I'm trying to implement a Tagging using Redis. This is how it looks like:
mykey (my item)
mykey:tags (a set with the tags associated to that item)
tags:tag1 (a set with references to all items tagged with "tag1")
...
I'm planning on using Redis Keyspace Notifications to prevent expired keys to stay on my tag sets forever (even when every item in the cache has a default TTL set, I don't like to keep stale data around).
These are the options I'm considering:
1) Subscribe to all "expired" events.
psubscribe '__keyevent@*:expired'
Pros:
- Only 1 subscriber.
Cons:
- Since not all items contain tags, I will have to check for mykey:tags and if exists get the tags and remove the item from each tag set.
- The contention on this method will increase with the amount of keys in the store.

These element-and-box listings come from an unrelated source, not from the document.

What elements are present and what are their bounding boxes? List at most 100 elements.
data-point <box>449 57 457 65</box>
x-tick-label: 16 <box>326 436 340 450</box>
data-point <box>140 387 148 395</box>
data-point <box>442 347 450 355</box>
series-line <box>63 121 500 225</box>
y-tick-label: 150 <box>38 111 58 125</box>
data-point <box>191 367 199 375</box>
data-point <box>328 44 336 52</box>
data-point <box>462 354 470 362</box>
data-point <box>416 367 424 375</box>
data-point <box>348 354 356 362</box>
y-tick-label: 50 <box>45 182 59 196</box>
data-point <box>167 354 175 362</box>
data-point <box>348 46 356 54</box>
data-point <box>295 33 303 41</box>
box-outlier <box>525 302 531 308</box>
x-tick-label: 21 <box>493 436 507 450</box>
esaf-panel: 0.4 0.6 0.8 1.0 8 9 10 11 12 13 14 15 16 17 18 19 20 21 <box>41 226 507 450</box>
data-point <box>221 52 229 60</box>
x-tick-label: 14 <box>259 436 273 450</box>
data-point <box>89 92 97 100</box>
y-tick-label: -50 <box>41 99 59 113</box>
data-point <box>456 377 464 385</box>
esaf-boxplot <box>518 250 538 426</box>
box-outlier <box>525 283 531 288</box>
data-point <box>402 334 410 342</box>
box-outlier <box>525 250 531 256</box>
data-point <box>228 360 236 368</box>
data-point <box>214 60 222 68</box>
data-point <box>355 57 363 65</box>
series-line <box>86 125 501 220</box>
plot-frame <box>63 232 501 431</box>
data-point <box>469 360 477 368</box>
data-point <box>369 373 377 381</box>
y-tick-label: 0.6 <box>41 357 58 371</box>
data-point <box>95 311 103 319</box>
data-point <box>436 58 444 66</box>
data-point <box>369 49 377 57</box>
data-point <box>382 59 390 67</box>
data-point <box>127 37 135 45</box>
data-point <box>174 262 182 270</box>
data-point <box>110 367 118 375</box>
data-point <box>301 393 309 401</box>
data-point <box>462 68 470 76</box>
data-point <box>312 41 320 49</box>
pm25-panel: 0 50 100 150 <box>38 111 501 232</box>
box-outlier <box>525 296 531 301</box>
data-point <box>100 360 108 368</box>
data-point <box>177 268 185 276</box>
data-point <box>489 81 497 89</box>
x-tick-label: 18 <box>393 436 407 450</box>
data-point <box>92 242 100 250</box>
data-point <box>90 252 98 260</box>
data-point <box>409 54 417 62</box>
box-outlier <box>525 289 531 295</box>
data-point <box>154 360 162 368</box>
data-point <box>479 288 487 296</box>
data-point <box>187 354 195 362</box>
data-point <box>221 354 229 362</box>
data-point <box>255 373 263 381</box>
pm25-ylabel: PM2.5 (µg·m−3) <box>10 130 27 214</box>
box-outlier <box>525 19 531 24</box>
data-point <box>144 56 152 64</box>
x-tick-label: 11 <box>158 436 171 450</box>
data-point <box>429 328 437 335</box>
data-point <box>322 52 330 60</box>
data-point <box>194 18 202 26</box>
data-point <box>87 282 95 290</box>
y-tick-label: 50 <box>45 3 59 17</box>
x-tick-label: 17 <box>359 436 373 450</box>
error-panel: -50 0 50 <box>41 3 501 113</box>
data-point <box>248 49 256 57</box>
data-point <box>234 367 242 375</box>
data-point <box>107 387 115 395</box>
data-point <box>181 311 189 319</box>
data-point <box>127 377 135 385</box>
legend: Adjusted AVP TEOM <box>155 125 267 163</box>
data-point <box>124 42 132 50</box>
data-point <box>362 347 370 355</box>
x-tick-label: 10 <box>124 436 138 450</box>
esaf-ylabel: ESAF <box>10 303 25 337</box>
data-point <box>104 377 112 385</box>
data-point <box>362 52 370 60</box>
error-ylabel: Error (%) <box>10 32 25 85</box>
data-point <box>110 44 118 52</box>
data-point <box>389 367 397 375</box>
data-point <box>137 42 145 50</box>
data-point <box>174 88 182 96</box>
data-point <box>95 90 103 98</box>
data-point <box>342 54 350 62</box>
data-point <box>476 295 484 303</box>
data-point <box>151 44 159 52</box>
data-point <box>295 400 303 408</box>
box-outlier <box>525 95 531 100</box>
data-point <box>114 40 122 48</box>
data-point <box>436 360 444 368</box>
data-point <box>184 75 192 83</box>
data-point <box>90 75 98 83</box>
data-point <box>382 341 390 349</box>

2) Subscribe to all events for those keys containing tags only.
psubscribe '__keyspace@*:mykey'
Pros:
- Subscriptions will be created for those items with tags only.
Cons:
- There must be overhead associated with each subscriber.
- The number of subscriber can grow pretty fast depending on the number of tagged items in the store.
Questions:
- Which option should I implement? Should I be concerned about the number of subscribers on 2) or is the contention on 1) a bigger deal? I couldn't find any recommendations about this subject.
- The end game is to implement this on Redis Cluster. Does this add any extra concern to the implementation?
Update 1:
This is a generic implementation for tagging on top of our cache. I'm not sure at this point about how we ended up using it. This is more like a PoC I'm working on. Some numbers trying to answer some questions in the comments:
- Volume: We have tens of millions of unique visitors per day. Not all items stored in cache for each visitor has tags though. But this changes constantly.
- Tags: Tags are managed. There are currently a couple of dozen of tags. We are considering supporting free text tags in the future.
- I haven't tested any of the two approaches I'm suggesting here. I was hoping that one of the options were so bad that was not even an option :)
Update 2:
After some trials and errors and some more research I discarded 2). There is a limit for redis clients as well as for the Output Buffers which makes this option a no go. You can find more information here and here. I tried 1) and it works just fine. I even set the expiration of the keys 5ms apart from each other and the code handle it properly. This can be an alternative to go.
Another option can be the one suggested by @thepirat000. I'm marking this answer as the accepted one but I'm also adding a little tweak to his suggestion: I don't want to do maintenance in the tags on every tag operation, instead I can randomly determine when to do it. This is a good enough approach which doesn't use pub/sub nor the keyspace notifications.